Kerj était rentré tard en pestant contre l’administration, les patients qui prenaient d’assaut sa salle d’attente pour des clopinettes, les embouteillages et le monde en général. Autant dire qu’il n’était pas dans les meilleures dispositions lorsqu’il avait constaté que le gamin n’était pas à la maison. Minako l’entendait pester depuis la cuisine, sans toutefois se risquer à lui répondre. L’orage passerait.
Enfin… Le dîner promettait d’être agité, une fois de plus.

— Je me tue à lui donner une éducation et c’est tout ce que j’obtiens en échange ! continuait Kerj sur le même ton. Des fugues ! Des convocations des professeurs ! Et maintenant il faut que j’aille le chercher au poste parce qu’il se trouvait dans une gargote mal famée au moment d’une descente de police !

Minako soupira. L’histoire du poste de police datait de la semaine précédente et n’avait pas arrangé les relations déjà tendues entre l’adulte et l’enfant. Il faut dire qu’ils étaient aussi têtus l’un que l’autre ; les tentatives de discussion tournaient généralement au dialogue de sourds.

— Parfois je me demande ce qui lui passe par la tête…

Kerj avait fini par trouver le chemin de la cuisine. La vieille femme s’y était préparée – son beau-fils n’attendait pas de réponse, mais il préférait avoir quelqu’un devant qui se plaindre.

— Il a besoin de dépenser son énergie, c’est tout, lâcha-t-elle tout de même.
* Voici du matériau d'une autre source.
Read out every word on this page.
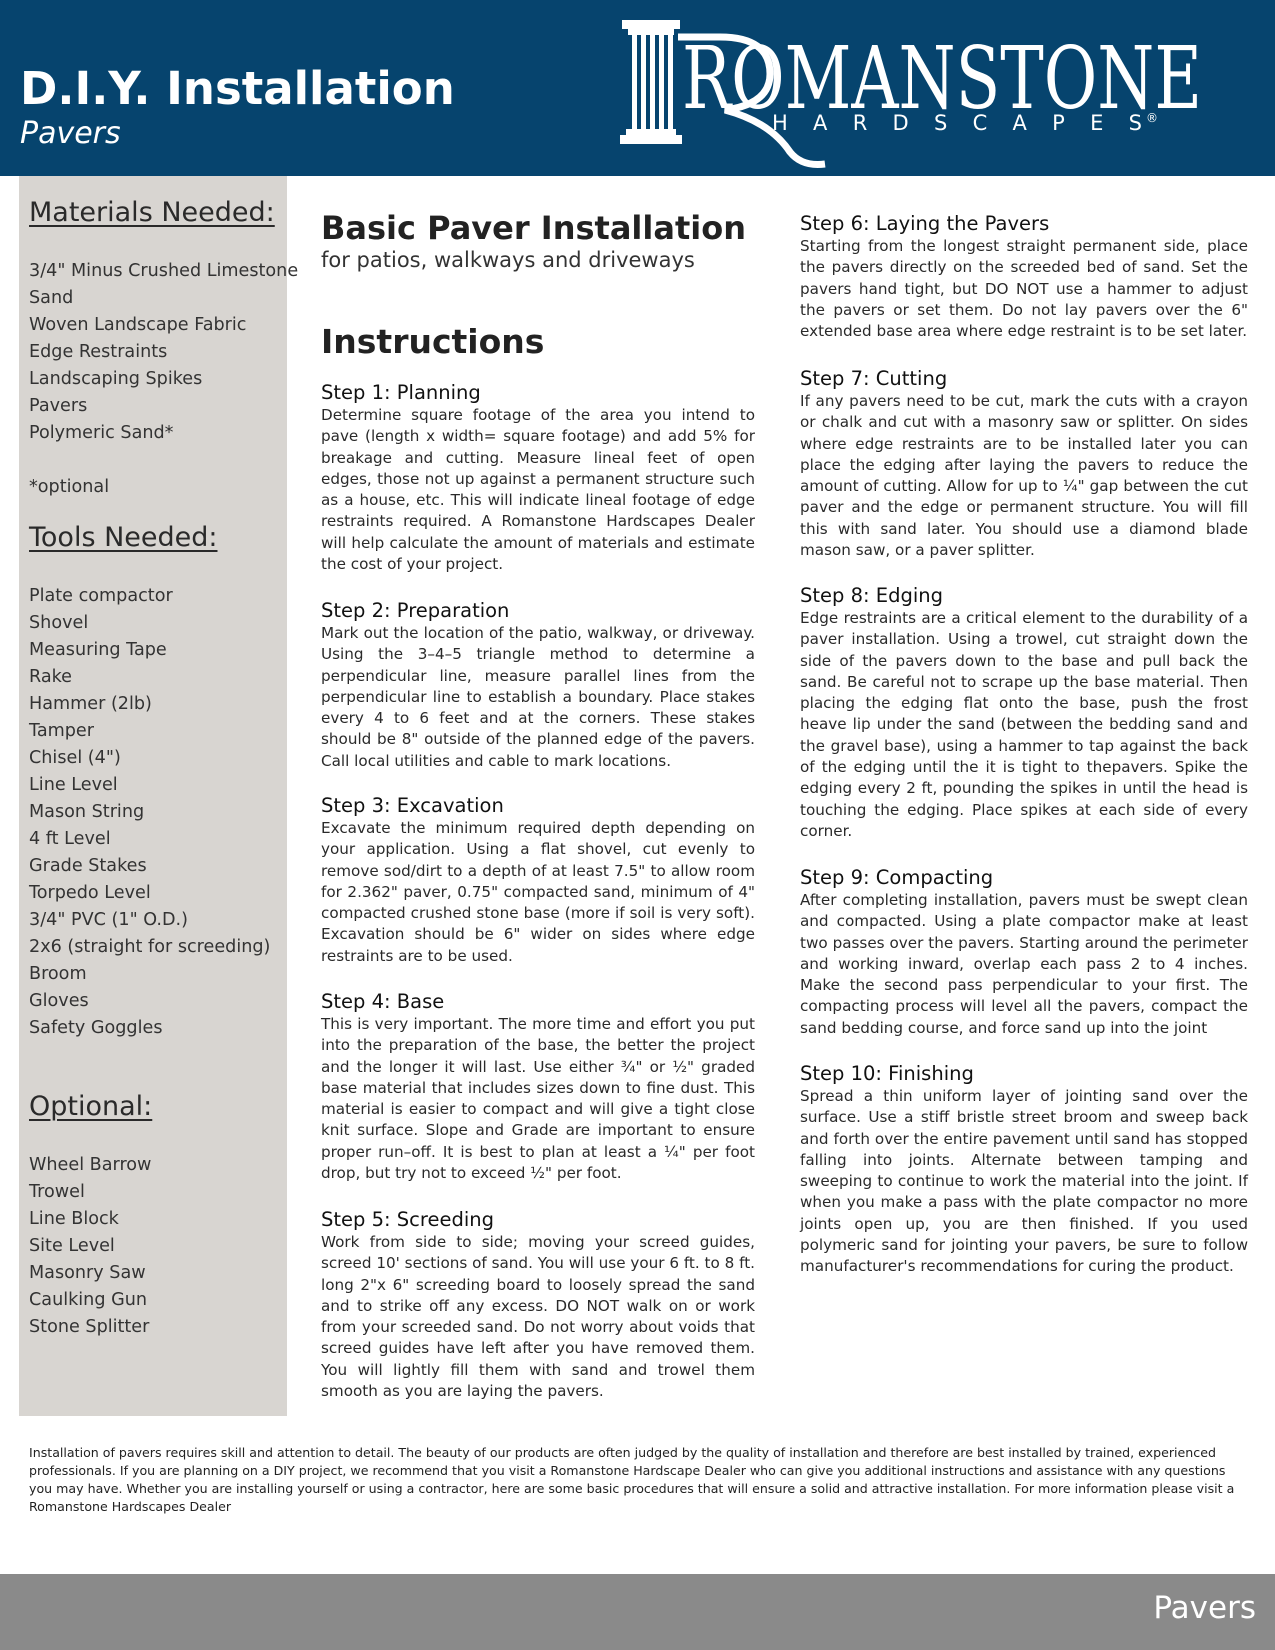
D.I.Y. Installation
Pavers
ROMANSTONE
HARDSCAPES ®
Materials Needed:
3/4" Minus Crushed Limestone
Sand
Woven Landscape Fabric
Edge Restraints
Landscaping Spikes
Pavers
Polymeric Sand*

*optional
Tools Needed:
Plate compactor
Shovel
Measuring Tape
Rake
Hammer (2lb)
Tamper
Chisel (4")
Line Level
Mason String
4 ft Level
Grade Stakes
Torpedo Level
3/4" PVC (1" O.D.)
2x6 (straight for screeding)
Broom
Gloves
Safety Goggles
Optional:
Wheel Barrow
Trowel
Line Block
Site Level
Masonry Saw
Caulking Gun
Stone Splitter
Basic Paver Installation
for patios, walkways and driveways
Instructions
Step 1: Planning

Determine square footage of the area you intend to pave (length x width= square footage) and add 5% for breakage and cutting. Measure lineal feet of open edges, those not up against a permanent structure such as a house, etc. This will indicate lineal footage of edge restraints required. A Romanstone Hardscapes Dealer will help calculate the amount of materials and estimate the cost of your project.

Step 2: Preparation

Mark out the location of the patio, walkway, or driveway. Using the 3–4–5 triangle method to determine a perpendicular line, measure parallel lines from the perpendicular line to establish a boundary. Place stakes every 4 to 6 feet and at the corners. These stakes should be 8" outside of the planned edge of the pavers. Call local utilities and cable to mark locations.

Step 3: Excavation

Excavate the minimum required depth depending on your application. Using a flat shovel, cut evenly to remove sod/dirt to a depth of at least 7.5" to allow room for 2.362" paver, 0.75" compacted sand, minimum of 4" compacted crushed stone base (more if soil is very soft). Excavation should be 6" wider on sides where edge restraints are to be used.

Step 4: Base

This is very important. The more time and effort you put into the preparation of the base, the better the project and the longer it will last. Use either ¾" or ½" graded base material that includes sizes down to fine dust. This material is easier to compact and will give a tight close knit surface. Slope and Grade are important to ensure proper run–off. It is best to plan at least a ¼" per foot drop, but try not to exceed ½" per foot.

Step 5: Screeding

Work from side to side; moving your screed guides, screed 10' sections of sand. You will use your 6 ft. to 8 ft. long 2"x 6" screeding board to loosely spread the sand and to strike off any excess. DO NOT walk on or work from your screeded sand. Do not worry about voids that screed guides have left after you have removed them. You will lightly fill them with sand and trowel them smooth as you are laying the pavers.

Step 6: Laying the Pavers

Starting from the longest straight permanent side, place the pavers directly on the screeded bed of sand. Set the pavers hand tight, but DO NOT use a hammer to adjust the pavers or set them. Do not lay pavers over the 6" extended base area where edge restraint is to be set later.

Step 7: Cutting

If any pavers need to be cut, mark the cuts with a crayon or chalk and cut with a masonry saw or splitter. On sides where edge restraints are to be installed later you can place the edging after laying the pavers to reduce the amount of cutting. Allow for up to ¼" gap between the cut paver and the edge or permanent structure. You will fill this with sand later. You should use a diamond blade mason saw, or a paver splitter.

Step 8: Edging

Edge restraints are a critical element to the durability of a paver installation. Using a trowel, cut straight down the side of the pavers down to the base and pull back the sand. Be careful not to scrape up the base material. Then placing the edging flat onto the base, push the frost heave lip under the sand (between the bedding sand and the gravel base), using a hammer to tap against the back of the edging until the it is tight to thepavers. Spike the edging every 2 ft, pounding the spikes in until the head is touching the edging. Place spikes at each side of every corner.

Step 9: Compacting

After completing installation, pavers must be swept clean and compacted. Using a plate compactor make at least two passes over the pavers. Starting around the perimeter and working inward, overlap each pass 2 to 4 inches. Make the second pass perpendicular to your first. The compacting process will level all the pavers, compact the sand bedding course, and force sand up into the joint

Step 10: Finishing

Spread a thin uniform layer of jointing sand over the surface. Use a stiff bristle street broom and sweep back and forth over the entire pavement until sand has stopped falling into joints. Alternate between tamping and sweeping to continue to work the material into the joint. If when you make a pass with the plate compactor no more joints open up, you are then finished. If you used polymeric sand for jointing your pavers, be sure to follow manufacturer's recommendations for curing the product.

Installation of pavers requires skill and attention to detail. The beauty of our products are often judged by the quality of installation and therefore are best installed by trained, experienced professionals. If you are planning on a DIY project, we recommend that you visit a Romanstone Hardscape Dealer who can give you additional instructions and assistance with any questions you may have. Whether you are installing yourself or using a contractor, here are some basic procedures that will ensure a solid and attractive installation. For more information please visit a Romanstone Hardscapes Dealer

Pavers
Elle savait qu’il désapprouvait son laxisme. De son côté, elle le trouvait trop rigide – si encore cela avait quelque effet, mais le petit se braquait immédiatement dès que Kerj ouvrait la bouche.
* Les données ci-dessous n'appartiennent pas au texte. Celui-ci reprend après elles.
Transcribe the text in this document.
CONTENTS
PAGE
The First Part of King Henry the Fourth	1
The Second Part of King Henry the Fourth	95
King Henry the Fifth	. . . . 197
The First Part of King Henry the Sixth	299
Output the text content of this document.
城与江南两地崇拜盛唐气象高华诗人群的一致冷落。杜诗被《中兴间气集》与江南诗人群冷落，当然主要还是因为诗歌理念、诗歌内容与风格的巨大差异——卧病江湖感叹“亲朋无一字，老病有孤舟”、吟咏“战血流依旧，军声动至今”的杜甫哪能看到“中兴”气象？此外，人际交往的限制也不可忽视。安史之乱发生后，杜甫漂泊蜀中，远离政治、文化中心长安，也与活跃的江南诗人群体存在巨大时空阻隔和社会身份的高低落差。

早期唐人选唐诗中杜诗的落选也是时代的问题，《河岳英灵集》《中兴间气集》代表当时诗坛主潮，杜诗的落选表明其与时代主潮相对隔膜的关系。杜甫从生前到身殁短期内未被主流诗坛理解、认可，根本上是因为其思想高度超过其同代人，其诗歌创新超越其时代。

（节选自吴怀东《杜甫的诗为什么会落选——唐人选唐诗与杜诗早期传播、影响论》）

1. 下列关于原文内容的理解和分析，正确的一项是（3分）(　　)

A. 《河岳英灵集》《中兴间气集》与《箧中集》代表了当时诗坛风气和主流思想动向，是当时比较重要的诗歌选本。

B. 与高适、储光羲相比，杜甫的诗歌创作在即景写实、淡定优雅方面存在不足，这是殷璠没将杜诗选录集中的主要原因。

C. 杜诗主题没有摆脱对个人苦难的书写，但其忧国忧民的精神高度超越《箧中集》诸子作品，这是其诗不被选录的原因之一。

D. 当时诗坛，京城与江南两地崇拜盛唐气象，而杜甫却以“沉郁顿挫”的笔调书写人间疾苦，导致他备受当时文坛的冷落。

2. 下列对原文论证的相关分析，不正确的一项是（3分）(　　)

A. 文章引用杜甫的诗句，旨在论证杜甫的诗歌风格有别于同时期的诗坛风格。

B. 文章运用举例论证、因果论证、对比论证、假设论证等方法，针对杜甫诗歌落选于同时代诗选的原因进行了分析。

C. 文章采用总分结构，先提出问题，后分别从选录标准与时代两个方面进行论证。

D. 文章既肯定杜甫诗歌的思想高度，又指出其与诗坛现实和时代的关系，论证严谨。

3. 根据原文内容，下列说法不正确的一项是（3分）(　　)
— Il peut se dépenser tout ce qu’il veut à l’école ou en sport sans avoir en plus à courir les rues le soir ! Évidemment, il faudrait pour cela qu’il accepte de se plier à quelques règles !
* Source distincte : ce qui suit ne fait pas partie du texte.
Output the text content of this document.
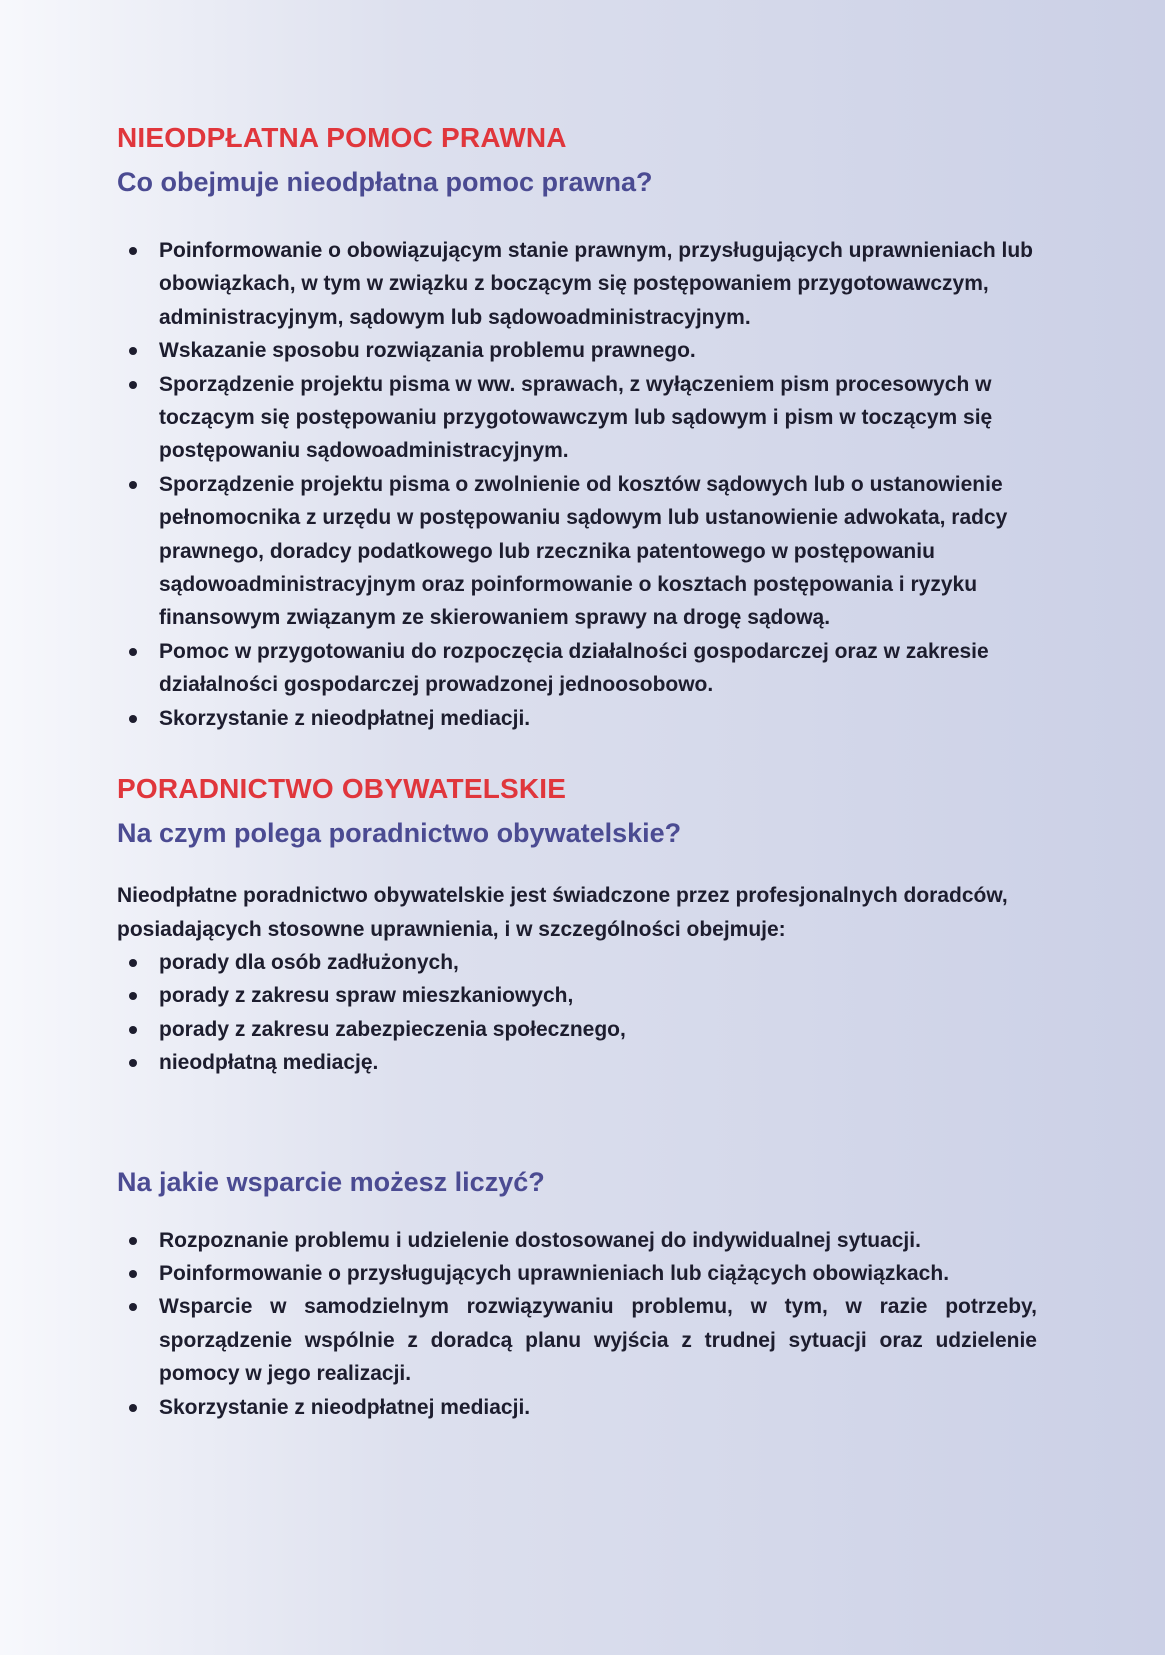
NIEODPŁATNA POMOC PRAWNA
Co obejmuje nieodpłatna pomoc prawna?
Poinformowanie o obowiązującym stanie prawnym, przysługujących uprawnieniach lub obowiązkach, w tym w związku z boczącym się postępowaniem przygotowawczym, administracyjnym, sądowym lub sądowoadministracyjnym.
Wskazanie sposobu rozwiązania problemu prawnego.
Sporządzenie projektu pisma w ww. sprawach, z wyłączeniem pism procesowych w toczącym się postępowaniu przygotowawczym lub sądowym i pism w toczącym się postępowaniu sądowoadministracyjnym.
Sporządzenie projektu pisma o zwolnienie od kosztów sądowych lub o ustanowienie pełnomocnika z urzędu w postępowaniu sądowym lub ustanowienie adwokata, radcy prawnego, doradcy podatkowego lub rzecznika patentowego w postępowaniu sądowoadministracyjnym oraz poinformowanie o kosztach postępowania i ryzyku finansowym związanym ze skierowaniem sprawy na drogę sądową.
Pomoc w przygotowaniu do rozpoczęcia działalności gospodarczej oraz w zakresie działalności gospodarczej prowadzonej jednoosobowo.
Skorzystanie z nieodpłatnej mediacji.
PORADNICTWO OBYWATELSKIE
Na czym polega poradnictwo obywatelskie?

Nieodpłatne poradnictwo obywatelskie jest świadczone przez profesjonalnych doradców, posiadających stosowne uprawnienia, i w szczególności obejmuje:

porady dla osób zadłużonych,
porady z zakresu spraw mieszkaniowych,
porady z zakresu zabezpieczenia społecznego,
nieodpłatną mediację.
Na jakie wsparcie możesz liczyć?
Rozpoznanie problemu i udzielenie dostosowanej do indywidualnej sytuacji.
Poinformowanie o przysługujących uprawnieniach lub ciążących obowiązkach.
Wsparcie w samodzielnym rozwiązywaniu problemu, w tym, w razie potrzeby, sporządzenie wspólnie z doradcą planu wyjścia z trudnej sytuacji oraz udzielenie pomocy w jego realizacji.
Skorzystanie z nieodpłatnej mediacji.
Protester ne ferait qu’empirer la situation. Minako était consciente que son séjour ici avait contribué pour une bonne part à dégrader l’ambiance. Kerj ne l’aimait pas, et les enfants le sentaient. Enfin, Fili moins que son frère, évidemment, la fillette n’avait que quatre ans et était simplement contente que ce soit sa mamie qui vienne la chercher à l’école, mais ces dernières nuits elle avait pleuré en appelant sa mère et Minako s’était demandée s’il s’agissait de sa fille aînée ou de la cadette. Aucune des deux ne pouvait consoler l’enfant : l’épouse de Kerj sombrait lentement dans la dépression et suivait une énième cure à l’hôpital, et la mère biologique des petits avait fait son dernier saut trois ans auparavant.
Kerj tentait tant bien que mal de recoller les morceaux, mais le garçon s’ingéniait à lui rendre la vie impossible.

— C’est sa façon de montrer qu’il souffre, fit Minako.
— Je me fais du souci pour lui, bon sang ! Est-ce qu’il peut au moins comprendre cela ? Ce n’est qu’un enfant, dieu sait sur quel dégénéré il peut tomber à cette heure…

Minako hocha la tête. Sur ce point, ils étaient d’accord.
Kerj maugréa encore quelques jurons, puis lâcha un « après tout, qu’il se débrouille » avant de se taire. Minako savait que ce n’étaient que des paroles en l’air : Kerj n’était pas aussi insensible qu’il essayait de le paraître et se faisait vraiment du souci pour le garçon. Il attendrait peut-être une heure mais il finirait par prévenir le commissariat, puis il resterait éveillé jusqu’à ce que le petit rentre, tard dans la nuit, et avec ou sans l’aide de la police, d’ailleurs.
Ce n’était pas la première fois. Le petit avait multiplié les escapades nocturnes, ces derniers temps, ce qui mettait les nerfs de Kerj à vif. La plus grande crainte de Minako était maintenant que le garçon décide de ne plus rentrer – surtout depuis que Kerj avait brandi la menace de l’attacher à son lit.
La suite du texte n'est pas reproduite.